Doing this in production made me discover a small typo in the script that builds the OPML, now fixed (also in the GitHub repository). It also made me realise I want to add a way of ordering the OPML outline entries by month read.

Lists to take into production next are those for currently reading (done), non-fiction 2021, and the anti-library. That last one will be the most work, I have a very long list of books to potentially read. I will approach that not as a task of building the list, but as an ongoing effort of evaluating books I have and why they are potentially of interest to me. A way, in short, to extend my learning, with the list as a useful side effect. The one for currently reading is the least work, and from it the lists for fiction 2022 and non-fiction 2022 will automatically follow. The work is in the backlog, getting history to conform to the convention I came up with, not in moving forward from this point.

In parallel it is great to see that Tom Critchlow is also looking at creating such book lists, in JSON, and at digesting such lists from others. The latter would implement the ‘federated’ part of federated bookshelves. Right now I just point to other people’s list and rss feeds in my ‘list of lists‘. To me getting to federation doesn’t require a ‘standard’. Because JSON, OPML and e.g. schema.org have enough specificity and overlap between them to allow both publishers of lists and parsers or such lists enough freedom to use or discard data fields as they see fit. But there is definitely a discussion to be had on identifying that overlap and how to use it best. Chris Aldrich is planning an IndieWeb event on this and other personal libraries related topics next month. I look forward to participating in that, quite a number of interesting people have expressed interest, and I hope we’ll get to not just talk but also experiment with book lists.

As a form of WAB* I’ve made it easier for myself to update my OPML book lists. I created those lists earlier this year as a proof of concept of publishing federated bookshelves. Updating OPML files residing on my hosted webserver is not a fun manual task. Ultimately I want to automate pushing lists from my personal working environment (notes in Obsidian) to my site. Given my limited coding skills I made a first easier step and created a webform in a php script that allows me to add a book to an opml list. It has a drop-down menu for the various OPML lists I keep (e.g. fiction2021, non-fiction2021, currently reading, anti-library), provides the right fields to add the right OPML data attributes, and then writes them to the correct list (each list is a separate file).

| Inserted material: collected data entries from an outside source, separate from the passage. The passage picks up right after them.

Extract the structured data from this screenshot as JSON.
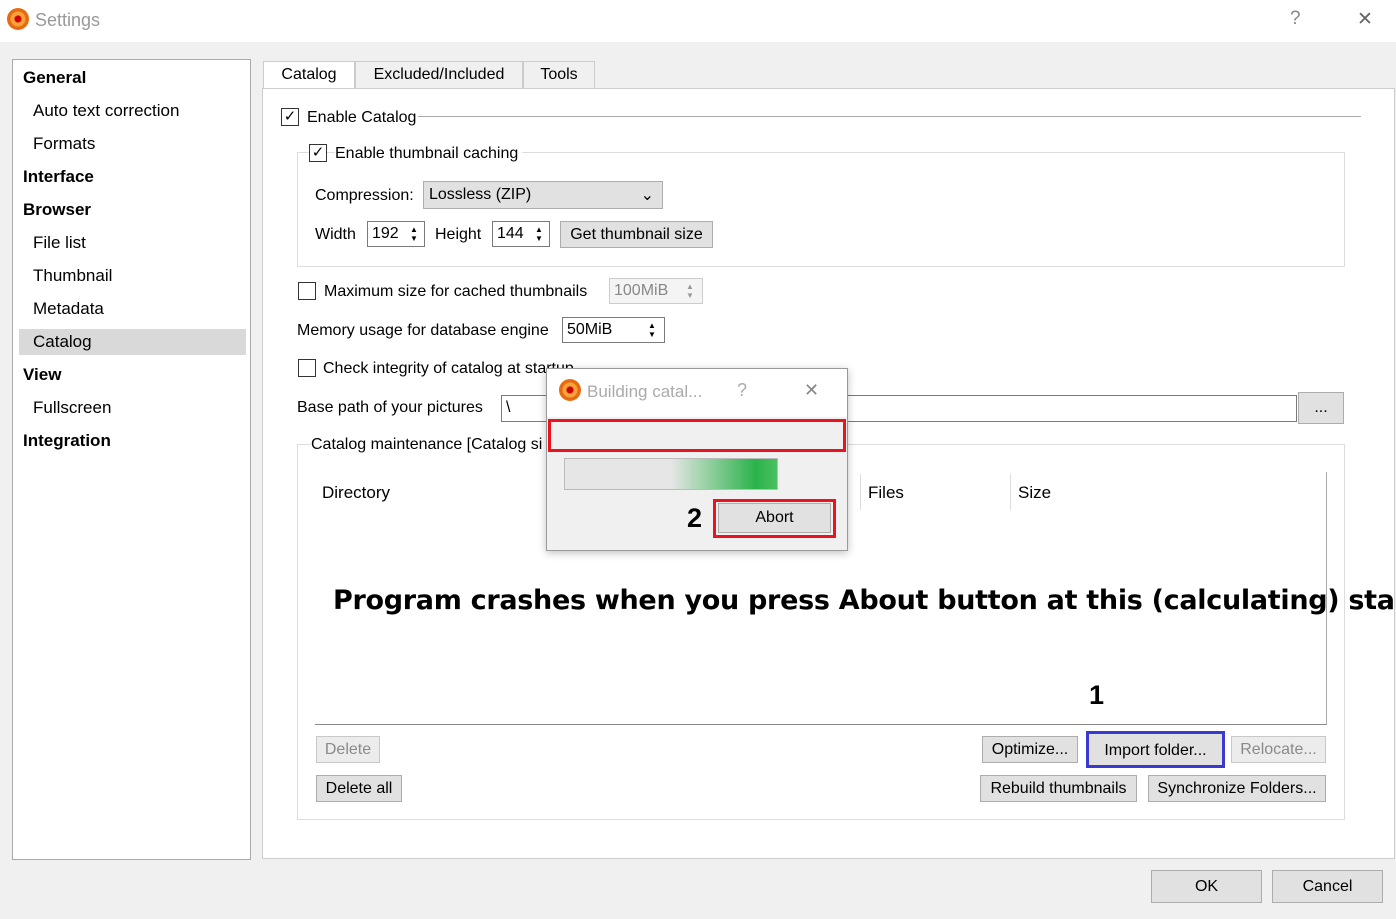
{
  "window": {
    "title": "Settings",
    "help": "?",
    "close": "✕"
  },
  "sidebar": {
    "items": [
      {
        "label": "General",
        "header": true
      },
      {
        "label": "Auto text correction"
      },
      {
        "label": "Formats"
      },
      {
        "label": "Interface",
        "header": true
      },
      {
        "label": "Browser",
        "header": true
      },
      {
        "label": "File list"
      },
      {
        "label": "Thumbnail"
      },
      {
        "label": "Metadata"
      },
      {
        "label": "Catalog",
        "selected": true
      },
      {
        "label": "View",
        "header": true
      },
      {
        "label": "Fullscreen"
      },
      {
        "label": "Integration",
        "header": true
      }
    ]
  },
  "tabs": [
    "Catalog",
    "Excluded/Included",
    "Tools"
  ],
  "catalog": {
    "enable_catalog": "Enable Catalog",
    "enable_thumb": "Enable thumbnail caching",
    "compression_label": "Compression:",
    "compression_value": "Lossless (ZIP)",
    "width_label": "Width",
    "width_value": "192",
    "height_label": "Height",
    "height_value": "144",
    "get_thumb": "Get thumbnail size",
    "max_size_label": "Maximum size for cached thumbnails",
    "max_size_value": "100MiB",
    "memory_label": "Memory usage for database engine",
    "memory_value": "50MiB",
    "check_integrity": "Check integrity of catalog at startup",
    "base_path_label": "Base path of your pictures",
    "base_path_value": "\\",
    "browse": "...",
    "maintenance_title": "Catalog maintenance [Catalog si",
    "columns": [
      "Directory",
      "Files",
      "Size"
    ],
    "buttons": {
      "delete": "Delete",
      "delete_all": "Delete all",
      "optimize": "Optimize...",
      "import": "Import folder...",
      "relocate": "Relocate...",
      "rebuild": "Rebuild thumbnails",
      "sync": "Synchronize Folders..."
    }
  },
  "annotation": {
    "message": "Program crashes when you press About button at this (calculating) stage.",
    "step1": "1",
    "step2": "2"
  },
  "dialog": {
    "title": "Building catal...",
    "help": "?",
    "close": "✕",
    "abort": "Abort",
    "progress": 0.5
  },
  "footer": {
    "ok": "OK",
    "cancel": "Cancel"
  }
}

That now works well. Having a way to post to my book lists by submitting a form now, I can take the next step of generating such form submissions to replace manually filling out the form.

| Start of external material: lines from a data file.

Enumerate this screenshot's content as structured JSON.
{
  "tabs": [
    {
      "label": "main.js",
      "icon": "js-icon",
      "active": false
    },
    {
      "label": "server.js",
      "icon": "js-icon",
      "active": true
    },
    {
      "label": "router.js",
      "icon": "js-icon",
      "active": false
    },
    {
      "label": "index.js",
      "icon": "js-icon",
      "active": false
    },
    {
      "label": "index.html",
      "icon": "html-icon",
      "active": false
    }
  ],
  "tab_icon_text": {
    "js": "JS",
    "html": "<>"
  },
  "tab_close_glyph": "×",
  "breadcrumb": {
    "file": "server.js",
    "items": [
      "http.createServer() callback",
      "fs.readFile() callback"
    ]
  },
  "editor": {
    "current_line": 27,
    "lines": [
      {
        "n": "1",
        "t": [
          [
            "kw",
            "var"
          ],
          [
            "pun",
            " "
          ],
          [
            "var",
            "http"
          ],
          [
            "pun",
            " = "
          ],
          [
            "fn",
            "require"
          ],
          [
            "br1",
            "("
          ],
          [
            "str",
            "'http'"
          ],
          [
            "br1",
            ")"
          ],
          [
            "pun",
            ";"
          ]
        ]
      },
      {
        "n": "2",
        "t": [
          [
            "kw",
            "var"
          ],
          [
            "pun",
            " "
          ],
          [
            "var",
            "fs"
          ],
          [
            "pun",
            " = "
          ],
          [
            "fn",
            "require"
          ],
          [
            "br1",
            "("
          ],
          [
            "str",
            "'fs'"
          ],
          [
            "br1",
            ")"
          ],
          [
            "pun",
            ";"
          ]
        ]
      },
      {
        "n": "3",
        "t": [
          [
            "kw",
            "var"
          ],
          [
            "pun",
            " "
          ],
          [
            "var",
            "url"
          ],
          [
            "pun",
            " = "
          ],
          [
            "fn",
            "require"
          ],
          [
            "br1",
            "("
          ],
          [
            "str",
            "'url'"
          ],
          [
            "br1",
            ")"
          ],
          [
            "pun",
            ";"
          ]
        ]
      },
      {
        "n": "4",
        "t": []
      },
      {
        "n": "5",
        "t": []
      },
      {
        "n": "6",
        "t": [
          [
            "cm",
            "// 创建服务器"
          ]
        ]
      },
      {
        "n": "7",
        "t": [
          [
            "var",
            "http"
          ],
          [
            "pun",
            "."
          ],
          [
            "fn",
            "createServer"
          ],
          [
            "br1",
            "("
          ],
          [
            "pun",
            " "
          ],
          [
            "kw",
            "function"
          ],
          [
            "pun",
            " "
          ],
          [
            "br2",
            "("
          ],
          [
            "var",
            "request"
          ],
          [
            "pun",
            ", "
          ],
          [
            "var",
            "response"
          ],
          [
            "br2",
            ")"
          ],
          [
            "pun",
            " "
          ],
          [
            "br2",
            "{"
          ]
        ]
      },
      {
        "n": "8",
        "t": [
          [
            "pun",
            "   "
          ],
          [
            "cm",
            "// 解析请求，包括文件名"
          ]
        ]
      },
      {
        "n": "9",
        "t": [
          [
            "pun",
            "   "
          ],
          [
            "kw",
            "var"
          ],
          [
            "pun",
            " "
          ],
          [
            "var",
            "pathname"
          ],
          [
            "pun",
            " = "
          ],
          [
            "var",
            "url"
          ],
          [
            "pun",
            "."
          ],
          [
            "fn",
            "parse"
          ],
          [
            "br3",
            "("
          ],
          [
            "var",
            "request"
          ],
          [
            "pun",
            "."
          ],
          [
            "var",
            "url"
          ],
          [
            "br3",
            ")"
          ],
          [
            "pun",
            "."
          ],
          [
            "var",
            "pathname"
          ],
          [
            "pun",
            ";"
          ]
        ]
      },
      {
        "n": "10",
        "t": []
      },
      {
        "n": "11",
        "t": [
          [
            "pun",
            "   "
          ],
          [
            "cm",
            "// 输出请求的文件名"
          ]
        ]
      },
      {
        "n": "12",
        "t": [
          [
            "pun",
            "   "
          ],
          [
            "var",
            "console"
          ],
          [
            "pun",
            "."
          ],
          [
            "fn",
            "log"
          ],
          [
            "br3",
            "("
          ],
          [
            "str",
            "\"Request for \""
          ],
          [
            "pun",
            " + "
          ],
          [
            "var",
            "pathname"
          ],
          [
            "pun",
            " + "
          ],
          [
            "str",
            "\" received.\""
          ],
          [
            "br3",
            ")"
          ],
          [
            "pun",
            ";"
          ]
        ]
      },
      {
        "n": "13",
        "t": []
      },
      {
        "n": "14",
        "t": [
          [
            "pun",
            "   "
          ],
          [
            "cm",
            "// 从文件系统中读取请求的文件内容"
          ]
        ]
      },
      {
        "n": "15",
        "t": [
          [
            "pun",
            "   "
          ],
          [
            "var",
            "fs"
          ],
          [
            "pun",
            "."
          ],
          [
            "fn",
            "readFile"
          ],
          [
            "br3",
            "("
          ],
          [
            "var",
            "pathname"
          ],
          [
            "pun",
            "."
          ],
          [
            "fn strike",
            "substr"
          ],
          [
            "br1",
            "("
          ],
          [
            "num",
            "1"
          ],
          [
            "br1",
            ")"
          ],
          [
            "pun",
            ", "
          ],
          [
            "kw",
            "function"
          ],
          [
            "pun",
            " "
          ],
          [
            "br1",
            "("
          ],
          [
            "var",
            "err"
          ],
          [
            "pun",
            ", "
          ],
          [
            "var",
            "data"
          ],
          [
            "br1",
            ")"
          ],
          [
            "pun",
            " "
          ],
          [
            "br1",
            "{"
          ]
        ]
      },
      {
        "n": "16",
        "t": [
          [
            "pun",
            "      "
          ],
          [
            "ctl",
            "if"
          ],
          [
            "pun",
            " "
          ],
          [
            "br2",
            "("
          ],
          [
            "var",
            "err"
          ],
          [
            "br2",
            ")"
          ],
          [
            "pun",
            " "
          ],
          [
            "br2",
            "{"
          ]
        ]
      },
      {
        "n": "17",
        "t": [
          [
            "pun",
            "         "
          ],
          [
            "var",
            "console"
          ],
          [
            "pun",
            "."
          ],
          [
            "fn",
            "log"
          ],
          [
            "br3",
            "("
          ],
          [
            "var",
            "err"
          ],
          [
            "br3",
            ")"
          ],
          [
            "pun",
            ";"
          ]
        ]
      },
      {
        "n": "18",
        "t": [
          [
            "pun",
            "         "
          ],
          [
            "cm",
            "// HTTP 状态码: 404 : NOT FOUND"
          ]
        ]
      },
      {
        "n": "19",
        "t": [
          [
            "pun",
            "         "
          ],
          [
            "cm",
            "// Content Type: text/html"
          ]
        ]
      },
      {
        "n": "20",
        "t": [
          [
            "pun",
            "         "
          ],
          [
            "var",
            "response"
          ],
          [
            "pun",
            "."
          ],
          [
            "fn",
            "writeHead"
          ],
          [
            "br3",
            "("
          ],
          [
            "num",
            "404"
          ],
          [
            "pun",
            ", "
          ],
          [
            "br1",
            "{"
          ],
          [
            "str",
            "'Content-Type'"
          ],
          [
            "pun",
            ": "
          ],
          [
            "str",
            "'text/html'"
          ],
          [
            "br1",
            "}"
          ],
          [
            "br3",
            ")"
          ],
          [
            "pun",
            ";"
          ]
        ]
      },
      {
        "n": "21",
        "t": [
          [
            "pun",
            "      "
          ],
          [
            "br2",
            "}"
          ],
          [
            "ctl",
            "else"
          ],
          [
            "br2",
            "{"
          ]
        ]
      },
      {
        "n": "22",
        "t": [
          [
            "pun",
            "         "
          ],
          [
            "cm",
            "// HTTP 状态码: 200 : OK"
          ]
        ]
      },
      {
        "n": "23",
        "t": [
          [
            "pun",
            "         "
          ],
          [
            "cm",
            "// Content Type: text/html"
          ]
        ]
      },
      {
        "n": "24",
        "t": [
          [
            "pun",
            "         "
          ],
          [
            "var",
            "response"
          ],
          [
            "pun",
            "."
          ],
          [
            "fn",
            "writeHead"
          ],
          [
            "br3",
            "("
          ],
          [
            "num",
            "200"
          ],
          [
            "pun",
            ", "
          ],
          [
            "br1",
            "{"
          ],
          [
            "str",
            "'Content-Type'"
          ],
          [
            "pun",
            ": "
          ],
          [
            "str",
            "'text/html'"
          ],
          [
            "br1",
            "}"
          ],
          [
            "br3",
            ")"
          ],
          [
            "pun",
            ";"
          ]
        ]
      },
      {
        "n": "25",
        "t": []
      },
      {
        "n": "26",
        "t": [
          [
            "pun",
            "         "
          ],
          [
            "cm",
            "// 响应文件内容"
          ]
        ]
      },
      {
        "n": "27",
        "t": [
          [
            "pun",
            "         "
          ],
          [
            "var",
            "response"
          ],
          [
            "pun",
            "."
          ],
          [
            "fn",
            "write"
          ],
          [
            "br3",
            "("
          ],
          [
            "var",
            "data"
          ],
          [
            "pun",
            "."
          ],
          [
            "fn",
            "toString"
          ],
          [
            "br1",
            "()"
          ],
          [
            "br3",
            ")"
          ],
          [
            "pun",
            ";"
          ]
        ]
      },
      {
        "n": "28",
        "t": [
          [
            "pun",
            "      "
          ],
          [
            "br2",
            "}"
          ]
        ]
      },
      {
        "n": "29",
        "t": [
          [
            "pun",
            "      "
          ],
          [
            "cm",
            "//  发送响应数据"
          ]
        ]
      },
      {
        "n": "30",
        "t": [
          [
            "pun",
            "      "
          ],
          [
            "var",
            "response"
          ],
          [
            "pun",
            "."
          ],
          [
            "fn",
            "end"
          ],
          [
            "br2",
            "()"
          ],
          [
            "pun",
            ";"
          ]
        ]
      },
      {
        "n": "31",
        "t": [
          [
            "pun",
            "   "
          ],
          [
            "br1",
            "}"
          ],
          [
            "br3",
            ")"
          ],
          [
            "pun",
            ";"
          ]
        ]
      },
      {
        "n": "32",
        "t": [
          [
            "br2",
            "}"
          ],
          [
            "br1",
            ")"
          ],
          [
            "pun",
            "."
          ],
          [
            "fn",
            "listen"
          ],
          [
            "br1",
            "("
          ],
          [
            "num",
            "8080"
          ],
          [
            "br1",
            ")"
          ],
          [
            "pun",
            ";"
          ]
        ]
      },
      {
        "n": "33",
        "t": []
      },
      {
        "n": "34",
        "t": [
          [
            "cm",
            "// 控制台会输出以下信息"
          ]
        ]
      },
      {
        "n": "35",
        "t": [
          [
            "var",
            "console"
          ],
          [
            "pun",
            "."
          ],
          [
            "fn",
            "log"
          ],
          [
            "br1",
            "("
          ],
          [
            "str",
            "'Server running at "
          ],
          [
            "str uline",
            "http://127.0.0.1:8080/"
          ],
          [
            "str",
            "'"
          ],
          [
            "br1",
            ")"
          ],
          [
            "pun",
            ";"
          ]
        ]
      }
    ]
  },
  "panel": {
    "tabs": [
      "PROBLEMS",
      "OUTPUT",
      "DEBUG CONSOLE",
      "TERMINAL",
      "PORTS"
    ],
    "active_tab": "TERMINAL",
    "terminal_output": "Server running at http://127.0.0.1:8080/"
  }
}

* Work Avoiding Behaviour, a continuation of the SAB, Study Avoiding Behaviour that I excelled in at university. WAB seems to fit very well with the current locked down last days until the end of year. The Dutch terms ‘studie/werk ontwijkend gedrag’ SOG/WOG lend themselves to the verb to ‘sog’ and to ‘wog’. Yesterday when Y asked E what she had been doing today, E said ‘I’ve been wogging’, and I realised I had been too.